Ramit frames convenience as a way to support your natural rhythms instead of constantly fighting them. Grocery delivery when evenings are already stretched thin. Tools that reduce decision making. Systems that work even when you are tired.
The hidden consequence of avoiding convenience is that it turns every task into a small test of willpower. And willpower, as psychologists have shown, is not infinite. We deplete it on trivial choices and then wonder why we have nothing left for what matters.
When I finally allowed myself to spend on convenience selectively, I noticed a strange shift. I was less resentful. More patient. Not because life got easier, but because it stopped feeling unnecessarily hard.
The realization is not that convenience is always good. It is that energy is precious. Spending money to protect it can be one of the most compassionate decisions you make.
Quiet Observations to Sit With
- Happiness often increases when friction decreases, not when status increases.
- Spending aligned with values feels different than spending driven by habit.
- Time pressure hides in places we have learned to tolerate.
- Health improvements change the baseline, not just the mood.
- The best purchases are the ones you stop noticing because life flows better.
Conclusion
Ramit Sethi’s ideas are sometimes framed as bold or contrarian, but at their core, they are gentle. They ask you to look honestly at how you live, not how you perform responsibility. They invite you to notice where money quietly shapes your days, for better or worse.

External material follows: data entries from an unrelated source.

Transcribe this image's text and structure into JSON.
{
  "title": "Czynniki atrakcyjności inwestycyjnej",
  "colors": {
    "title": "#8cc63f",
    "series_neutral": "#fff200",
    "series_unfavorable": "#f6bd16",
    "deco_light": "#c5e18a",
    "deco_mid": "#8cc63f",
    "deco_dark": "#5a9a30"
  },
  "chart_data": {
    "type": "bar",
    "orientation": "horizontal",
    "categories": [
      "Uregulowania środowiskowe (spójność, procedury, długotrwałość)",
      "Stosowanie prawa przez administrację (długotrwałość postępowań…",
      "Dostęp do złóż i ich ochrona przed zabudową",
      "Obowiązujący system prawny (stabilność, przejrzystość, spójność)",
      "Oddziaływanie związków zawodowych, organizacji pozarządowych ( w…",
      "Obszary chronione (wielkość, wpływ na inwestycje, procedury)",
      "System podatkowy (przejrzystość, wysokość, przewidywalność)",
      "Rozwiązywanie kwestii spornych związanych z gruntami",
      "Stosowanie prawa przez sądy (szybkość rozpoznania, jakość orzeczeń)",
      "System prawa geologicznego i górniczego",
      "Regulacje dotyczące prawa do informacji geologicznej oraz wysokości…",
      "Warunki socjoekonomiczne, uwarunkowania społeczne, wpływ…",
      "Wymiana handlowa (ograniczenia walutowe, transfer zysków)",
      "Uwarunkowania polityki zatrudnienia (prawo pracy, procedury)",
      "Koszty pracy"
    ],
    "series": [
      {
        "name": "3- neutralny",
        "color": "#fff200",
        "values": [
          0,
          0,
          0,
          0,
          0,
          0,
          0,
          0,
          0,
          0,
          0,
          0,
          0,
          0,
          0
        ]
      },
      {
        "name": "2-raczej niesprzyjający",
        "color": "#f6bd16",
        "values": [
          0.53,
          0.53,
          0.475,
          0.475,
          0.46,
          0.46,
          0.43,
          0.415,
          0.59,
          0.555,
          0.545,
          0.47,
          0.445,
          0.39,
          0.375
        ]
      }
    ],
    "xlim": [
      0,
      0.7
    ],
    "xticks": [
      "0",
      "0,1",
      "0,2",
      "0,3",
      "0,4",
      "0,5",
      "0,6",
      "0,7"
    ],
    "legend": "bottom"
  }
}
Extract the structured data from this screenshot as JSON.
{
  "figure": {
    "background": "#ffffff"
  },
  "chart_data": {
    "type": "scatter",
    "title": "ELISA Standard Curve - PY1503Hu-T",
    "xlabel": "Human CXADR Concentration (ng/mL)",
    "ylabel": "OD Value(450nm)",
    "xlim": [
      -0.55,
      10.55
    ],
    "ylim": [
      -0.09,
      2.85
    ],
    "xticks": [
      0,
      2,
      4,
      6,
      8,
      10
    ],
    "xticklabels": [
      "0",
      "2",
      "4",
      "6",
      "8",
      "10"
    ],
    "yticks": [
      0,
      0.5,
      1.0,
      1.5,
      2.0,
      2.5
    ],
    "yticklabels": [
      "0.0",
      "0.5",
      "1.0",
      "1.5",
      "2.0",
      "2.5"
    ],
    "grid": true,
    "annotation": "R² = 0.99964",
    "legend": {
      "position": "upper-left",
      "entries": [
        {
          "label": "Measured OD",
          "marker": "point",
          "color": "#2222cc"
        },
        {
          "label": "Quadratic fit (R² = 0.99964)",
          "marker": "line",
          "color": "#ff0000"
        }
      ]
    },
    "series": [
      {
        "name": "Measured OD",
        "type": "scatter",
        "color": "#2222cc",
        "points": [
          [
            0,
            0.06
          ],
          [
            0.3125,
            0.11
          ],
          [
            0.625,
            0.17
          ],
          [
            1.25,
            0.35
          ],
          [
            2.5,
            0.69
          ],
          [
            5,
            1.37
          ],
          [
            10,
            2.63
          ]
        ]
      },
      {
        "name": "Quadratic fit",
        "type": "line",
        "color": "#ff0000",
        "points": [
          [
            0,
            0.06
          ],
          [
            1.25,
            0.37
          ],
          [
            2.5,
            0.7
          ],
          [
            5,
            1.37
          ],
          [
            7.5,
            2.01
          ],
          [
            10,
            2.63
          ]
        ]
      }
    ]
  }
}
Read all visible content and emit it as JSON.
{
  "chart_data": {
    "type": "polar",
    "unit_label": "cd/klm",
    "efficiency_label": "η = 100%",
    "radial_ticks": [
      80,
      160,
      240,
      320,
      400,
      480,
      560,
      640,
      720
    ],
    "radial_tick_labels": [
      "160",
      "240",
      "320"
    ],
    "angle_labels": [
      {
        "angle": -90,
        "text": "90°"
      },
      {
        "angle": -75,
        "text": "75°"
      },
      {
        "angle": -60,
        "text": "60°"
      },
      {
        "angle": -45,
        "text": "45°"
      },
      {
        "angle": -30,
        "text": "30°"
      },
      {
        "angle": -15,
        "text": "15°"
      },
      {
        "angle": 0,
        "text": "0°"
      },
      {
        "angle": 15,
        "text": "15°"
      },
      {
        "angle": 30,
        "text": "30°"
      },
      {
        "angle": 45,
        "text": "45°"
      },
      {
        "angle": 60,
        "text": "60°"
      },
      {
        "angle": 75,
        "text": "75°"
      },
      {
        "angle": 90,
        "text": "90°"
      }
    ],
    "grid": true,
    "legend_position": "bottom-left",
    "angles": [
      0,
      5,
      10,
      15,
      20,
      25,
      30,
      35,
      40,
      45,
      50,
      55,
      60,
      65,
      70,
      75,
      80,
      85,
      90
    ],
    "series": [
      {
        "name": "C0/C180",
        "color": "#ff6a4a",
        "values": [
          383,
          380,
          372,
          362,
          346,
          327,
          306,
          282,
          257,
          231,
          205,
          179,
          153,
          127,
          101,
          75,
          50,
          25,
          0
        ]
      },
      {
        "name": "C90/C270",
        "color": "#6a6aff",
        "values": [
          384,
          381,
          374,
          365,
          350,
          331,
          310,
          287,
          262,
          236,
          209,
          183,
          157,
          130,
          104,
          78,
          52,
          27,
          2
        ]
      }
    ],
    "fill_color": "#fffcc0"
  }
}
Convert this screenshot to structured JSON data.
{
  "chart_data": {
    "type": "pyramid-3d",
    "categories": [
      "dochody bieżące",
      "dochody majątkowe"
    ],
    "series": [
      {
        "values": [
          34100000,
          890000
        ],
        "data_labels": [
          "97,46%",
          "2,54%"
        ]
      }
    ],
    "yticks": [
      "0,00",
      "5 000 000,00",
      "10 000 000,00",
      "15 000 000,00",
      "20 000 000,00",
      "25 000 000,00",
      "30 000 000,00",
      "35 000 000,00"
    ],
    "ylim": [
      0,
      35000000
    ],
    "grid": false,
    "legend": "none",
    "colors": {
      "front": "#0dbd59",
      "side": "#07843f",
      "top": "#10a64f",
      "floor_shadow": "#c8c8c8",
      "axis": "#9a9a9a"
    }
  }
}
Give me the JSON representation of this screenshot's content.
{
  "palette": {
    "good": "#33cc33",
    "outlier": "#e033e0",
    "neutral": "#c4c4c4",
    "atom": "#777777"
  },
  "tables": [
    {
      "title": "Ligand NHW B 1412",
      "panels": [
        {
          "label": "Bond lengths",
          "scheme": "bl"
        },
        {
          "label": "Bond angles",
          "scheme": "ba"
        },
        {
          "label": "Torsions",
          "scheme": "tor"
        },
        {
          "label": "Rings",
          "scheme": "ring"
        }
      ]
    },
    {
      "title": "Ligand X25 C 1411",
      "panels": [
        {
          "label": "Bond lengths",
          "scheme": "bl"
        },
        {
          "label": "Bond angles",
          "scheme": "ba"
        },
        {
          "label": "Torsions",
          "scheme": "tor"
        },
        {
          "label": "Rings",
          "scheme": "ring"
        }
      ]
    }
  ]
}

I have found that the smartest purchases rarely announce themselves. They do not come with bragging rights. They come with relief. With space. With a sense that life fits a little better.
There is a line often attributed to Seneca that I return to from time to time. Life isn’t short—we just let too much of it slip away .Money, used thoughtfully, can be a way of wasting less. Not in pursuit of more, but in service of enough.